Настал апрель, но полуметровый лед, в Бухте Ногаева не спешил таять. Одержимый писательским зудом старпом Борис Николаевич Никитенко, кропал нетленку. Старом участвовал в ленд-лизовских конвоях, и его рассказы, больше походили на героические былины, написанные от первого лица, где героем-моряком, понятное дело, был сам Никитенко. В одном из эпизодов одноразовый «либерти» треснул у основания надстройки, и радист по приказу капитана отстучал по УКВ: «У меня трещина! Как поняли?».

- Сухопутные читатели могут понять сообщение фривольно, потому что капитаном у вас дама, - раскритиковал прозу Крумм.

Никитенко набычился. В другом рассказе «либерти» все-таки развалился на две самостоятельно плавающие части. На носовом обломке, маялся сам Никитенко, он был впередсмотрящим и зорко следил за минами и японскими перископами. Никитенко залез в канатный ящик, чтоб не смыло. Поплавок задрался свечой, кувыркался, и якорь-цепь чуть не раздавила смотрящего. Героя спасли краснофлотцы. Куртка-альпаковка в клюз не пролезла, Никитенко вылез в кальсонах. С тральщика спросили: «Там больше нет личного состава?»

- Во-первых, они так уставно не спросят, - заметил Крумм, - а во-вторых, впередсмотрящий на баке обычно один.

- Что же они спросят?

- Он не дурик?

Больше свои литературные опыты старпом не показывал. Десятого апреля 46-го в день освобождения Одессы в бухте Ногаева валил снег. Одесское землячество «Магнитогорска» собралось в каюте начальника радиостанции Шпатковского. Заступивший на стояночную вахту Крумм спросил у старпома-литератора разрешения пойти в гости к начальнику радиостанции. Когда спели хором: «…одессу покидает последний батальон…», на Шпатковского накатила слеза. Крумм вышел из каюты и нарвался на старпома Никитенко, вероятно, подстерегавшего его.
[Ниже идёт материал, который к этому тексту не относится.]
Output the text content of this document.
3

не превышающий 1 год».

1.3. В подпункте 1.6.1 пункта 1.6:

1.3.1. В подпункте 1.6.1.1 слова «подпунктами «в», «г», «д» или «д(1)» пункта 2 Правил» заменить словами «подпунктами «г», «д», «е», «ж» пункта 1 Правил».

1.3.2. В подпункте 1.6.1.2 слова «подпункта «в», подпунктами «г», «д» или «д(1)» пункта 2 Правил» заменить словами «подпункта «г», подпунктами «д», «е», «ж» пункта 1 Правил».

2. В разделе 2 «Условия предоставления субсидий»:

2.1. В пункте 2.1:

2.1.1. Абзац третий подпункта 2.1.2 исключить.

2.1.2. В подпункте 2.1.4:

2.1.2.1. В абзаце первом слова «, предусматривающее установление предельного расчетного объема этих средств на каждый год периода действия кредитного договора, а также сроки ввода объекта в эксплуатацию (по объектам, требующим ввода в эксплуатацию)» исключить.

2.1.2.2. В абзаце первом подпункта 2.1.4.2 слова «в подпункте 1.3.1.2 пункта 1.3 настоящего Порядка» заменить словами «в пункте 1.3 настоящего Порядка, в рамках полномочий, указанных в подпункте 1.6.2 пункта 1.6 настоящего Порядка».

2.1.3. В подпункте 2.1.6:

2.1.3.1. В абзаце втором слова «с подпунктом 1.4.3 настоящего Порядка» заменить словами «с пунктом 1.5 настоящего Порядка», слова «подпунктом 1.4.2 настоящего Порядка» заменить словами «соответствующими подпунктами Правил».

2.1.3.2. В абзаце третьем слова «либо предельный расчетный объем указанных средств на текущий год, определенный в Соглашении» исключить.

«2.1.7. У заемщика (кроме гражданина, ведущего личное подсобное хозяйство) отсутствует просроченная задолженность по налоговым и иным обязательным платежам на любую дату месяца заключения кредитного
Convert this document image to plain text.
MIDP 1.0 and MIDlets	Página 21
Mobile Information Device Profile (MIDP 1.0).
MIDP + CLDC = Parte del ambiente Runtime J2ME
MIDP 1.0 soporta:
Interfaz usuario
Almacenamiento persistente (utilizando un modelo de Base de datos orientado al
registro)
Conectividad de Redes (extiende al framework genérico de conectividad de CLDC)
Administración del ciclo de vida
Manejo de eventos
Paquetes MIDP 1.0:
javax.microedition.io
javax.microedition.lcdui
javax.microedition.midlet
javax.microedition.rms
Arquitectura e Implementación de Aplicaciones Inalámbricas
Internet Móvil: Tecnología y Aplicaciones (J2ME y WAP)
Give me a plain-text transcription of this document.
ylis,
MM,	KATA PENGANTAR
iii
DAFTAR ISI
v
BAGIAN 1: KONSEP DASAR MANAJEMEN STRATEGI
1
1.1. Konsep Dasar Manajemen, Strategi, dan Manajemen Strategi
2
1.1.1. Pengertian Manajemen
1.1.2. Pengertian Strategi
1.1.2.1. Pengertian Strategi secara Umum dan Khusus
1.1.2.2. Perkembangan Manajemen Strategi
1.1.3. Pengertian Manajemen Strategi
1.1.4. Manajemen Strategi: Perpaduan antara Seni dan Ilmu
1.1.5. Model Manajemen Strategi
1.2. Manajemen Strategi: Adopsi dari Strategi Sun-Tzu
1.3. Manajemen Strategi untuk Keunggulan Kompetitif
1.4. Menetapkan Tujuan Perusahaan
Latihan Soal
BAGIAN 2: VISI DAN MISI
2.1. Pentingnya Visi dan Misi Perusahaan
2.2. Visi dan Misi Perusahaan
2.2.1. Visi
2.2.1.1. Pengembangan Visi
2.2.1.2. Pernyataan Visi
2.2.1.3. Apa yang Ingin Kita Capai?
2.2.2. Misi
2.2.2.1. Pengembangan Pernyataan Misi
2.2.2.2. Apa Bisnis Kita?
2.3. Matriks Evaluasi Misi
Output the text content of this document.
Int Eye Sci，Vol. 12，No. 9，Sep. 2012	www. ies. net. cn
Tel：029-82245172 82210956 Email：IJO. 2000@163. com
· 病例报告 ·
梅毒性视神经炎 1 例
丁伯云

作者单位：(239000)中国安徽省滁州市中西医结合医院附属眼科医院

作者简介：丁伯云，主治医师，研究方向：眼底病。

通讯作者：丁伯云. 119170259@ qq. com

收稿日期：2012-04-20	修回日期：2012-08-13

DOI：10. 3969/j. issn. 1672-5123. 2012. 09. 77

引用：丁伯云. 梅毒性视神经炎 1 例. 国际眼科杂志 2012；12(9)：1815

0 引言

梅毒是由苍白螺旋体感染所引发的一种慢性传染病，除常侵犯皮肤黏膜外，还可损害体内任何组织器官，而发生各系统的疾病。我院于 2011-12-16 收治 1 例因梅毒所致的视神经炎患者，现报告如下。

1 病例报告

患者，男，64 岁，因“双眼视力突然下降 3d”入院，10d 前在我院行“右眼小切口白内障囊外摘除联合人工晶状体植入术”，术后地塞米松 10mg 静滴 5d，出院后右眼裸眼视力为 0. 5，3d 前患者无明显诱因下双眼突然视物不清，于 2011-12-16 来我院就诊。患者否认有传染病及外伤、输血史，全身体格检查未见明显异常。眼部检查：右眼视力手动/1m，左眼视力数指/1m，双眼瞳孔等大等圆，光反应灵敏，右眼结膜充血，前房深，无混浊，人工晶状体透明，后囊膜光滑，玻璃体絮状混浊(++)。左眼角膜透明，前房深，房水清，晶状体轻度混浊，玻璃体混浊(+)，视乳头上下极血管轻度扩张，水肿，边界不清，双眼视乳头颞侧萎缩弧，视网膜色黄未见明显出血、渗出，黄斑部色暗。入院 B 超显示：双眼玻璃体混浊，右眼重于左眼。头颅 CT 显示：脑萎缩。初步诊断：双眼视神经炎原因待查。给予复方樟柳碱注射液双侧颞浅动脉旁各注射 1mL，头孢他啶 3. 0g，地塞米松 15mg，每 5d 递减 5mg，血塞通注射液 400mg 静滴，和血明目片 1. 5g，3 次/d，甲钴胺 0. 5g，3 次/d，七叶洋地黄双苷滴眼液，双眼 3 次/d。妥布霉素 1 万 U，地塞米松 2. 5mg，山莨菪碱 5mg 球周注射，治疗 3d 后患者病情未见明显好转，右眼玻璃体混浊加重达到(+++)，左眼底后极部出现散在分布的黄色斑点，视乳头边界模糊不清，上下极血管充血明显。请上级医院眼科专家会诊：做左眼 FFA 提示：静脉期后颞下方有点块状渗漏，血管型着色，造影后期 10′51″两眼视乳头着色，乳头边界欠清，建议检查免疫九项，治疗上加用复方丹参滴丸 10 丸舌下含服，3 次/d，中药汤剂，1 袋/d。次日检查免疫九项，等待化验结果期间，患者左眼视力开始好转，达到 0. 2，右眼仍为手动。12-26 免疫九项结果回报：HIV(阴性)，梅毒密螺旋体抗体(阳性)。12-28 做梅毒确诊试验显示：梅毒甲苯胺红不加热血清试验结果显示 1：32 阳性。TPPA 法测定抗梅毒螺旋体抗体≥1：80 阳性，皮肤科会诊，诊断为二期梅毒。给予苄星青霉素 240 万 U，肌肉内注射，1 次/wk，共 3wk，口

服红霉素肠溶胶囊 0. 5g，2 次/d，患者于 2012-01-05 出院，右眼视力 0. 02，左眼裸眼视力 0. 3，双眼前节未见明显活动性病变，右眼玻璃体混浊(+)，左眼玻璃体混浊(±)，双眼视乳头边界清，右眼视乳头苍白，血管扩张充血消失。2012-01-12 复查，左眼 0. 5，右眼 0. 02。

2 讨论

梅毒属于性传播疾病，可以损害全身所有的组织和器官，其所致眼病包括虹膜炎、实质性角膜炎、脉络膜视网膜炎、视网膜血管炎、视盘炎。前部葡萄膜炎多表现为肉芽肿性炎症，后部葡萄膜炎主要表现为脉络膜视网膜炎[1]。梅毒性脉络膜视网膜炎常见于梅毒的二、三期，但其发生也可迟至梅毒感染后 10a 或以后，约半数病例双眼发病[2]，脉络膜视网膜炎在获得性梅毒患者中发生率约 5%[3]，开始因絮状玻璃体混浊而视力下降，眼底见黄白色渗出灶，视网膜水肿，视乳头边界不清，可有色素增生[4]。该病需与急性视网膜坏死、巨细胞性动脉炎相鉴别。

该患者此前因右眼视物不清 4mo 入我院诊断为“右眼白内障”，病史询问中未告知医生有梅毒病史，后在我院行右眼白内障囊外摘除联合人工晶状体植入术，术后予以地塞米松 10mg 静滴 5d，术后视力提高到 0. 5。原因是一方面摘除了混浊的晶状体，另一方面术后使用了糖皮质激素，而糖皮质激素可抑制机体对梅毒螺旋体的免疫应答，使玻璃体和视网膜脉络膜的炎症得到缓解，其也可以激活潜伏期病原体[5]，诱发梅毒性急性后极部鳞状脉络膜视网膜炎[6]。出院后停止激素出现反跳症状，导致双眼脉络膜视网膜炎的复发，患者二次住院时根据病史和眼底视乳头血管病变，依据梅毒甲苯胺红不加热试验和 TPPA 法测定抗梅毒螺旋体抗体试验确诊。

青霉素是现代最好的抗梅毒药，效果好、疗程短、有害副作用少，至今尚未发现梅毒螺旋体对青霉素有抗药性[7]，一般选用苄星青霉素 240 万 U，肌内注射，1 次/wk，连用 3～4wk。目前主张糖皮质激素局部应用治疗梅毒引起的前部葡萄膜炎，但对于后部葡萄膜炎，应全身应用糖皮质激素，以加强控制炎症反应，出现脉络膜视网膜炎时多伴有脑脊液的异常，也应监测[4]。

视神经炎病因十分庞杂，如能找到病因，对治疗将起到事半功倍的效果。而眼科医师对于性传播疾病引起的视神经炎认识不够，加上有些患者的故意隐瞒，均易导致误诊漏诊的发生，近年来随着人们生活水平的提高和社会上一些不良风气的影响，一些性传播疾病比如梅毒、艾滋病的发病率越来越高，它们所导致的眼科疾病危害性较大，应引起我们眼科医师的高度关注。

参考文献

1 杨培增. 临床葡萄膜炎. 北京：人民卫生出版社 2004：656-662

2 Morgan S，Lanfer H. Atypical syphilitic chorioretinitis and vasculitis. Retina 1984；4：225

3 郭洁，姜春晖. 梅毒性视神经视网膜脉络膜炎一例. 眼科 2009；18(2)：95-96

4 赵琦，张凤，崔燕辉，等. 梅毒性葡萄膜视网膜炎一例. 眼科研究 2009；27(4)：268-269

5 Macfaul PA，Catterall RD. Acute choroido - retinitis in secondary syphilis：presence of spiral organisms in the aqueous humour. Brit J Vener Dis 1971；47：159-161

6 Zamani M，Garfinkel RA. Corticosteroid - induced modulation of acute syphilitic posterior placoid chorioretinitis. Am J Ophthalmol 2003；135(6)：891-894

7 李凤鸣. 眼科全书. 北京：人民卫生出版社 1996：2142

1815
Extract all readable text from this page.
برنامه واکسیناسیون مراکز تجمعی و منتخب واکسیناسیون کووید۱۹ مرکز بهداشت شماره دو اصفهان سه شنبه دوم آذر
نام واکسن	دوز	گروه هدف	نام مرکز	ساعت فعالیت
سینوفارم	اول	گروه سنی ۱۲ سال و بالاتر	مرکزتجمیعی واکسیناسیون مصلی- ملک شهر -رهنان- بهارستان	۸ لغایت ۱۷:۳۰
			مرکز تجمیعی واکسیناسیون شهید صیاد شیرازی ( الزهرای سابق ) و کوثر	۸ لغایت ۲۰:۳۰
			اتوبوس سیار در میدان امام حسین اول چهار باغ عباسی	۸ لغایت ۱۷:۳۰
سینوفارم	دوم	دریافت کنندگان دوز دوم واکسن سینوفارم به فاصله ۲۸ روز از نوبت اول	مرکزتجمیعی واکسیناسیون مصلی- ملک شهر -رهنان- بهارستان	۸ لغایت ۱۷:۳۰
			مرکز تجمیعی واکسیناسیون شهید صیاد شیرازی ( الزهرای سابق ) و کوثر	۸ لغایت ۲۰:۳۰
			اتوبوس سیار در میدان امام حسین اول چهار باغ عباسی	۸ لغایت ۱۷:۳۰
- Два часа уже ищу четвертого помощника, - доложил старпом капитану Тимофеюку. - Напился, будучи на вахте.

- Борис Николаевич, разве я не спрашивал у вас разрешения отлучиться к начальнику радиостанции, чтоб отметить дату освобождения города-героя Одессы? – уточнил Крумм.

- Так да или нет? – расставил точки капитан Тимофеюк.

- Да, спрашивали, - признался Никитенко.

- На что же вы жалуетесь? – удивился капитан. – Четвертый, вы свободны. А вы Борис Николаевич заступайте на вахту.

Борису Николаевичу Никитенко исполнилось 23 года, как и Крумму, но он был уже старпомом, и «курсовик» Крумм должен был нести вахту под его наблюдением.

Воспоминания нарушают угодливый хохот.

Цыганок показывает, как «косил» в поезде под журналиста. Берет в руки обрывок газеты, опускает на нос очки, паясничает. Сцена выглядит фальшиво и глупо, но нетребовательная публика старательно рвет животы. Фраера опасливо и подобострастно улыбаются, им хохотать не положено. Мерзость! Цыганок закончил импровизацию, откусил от краюхи, и жаловал шмат «черняги» Крумму.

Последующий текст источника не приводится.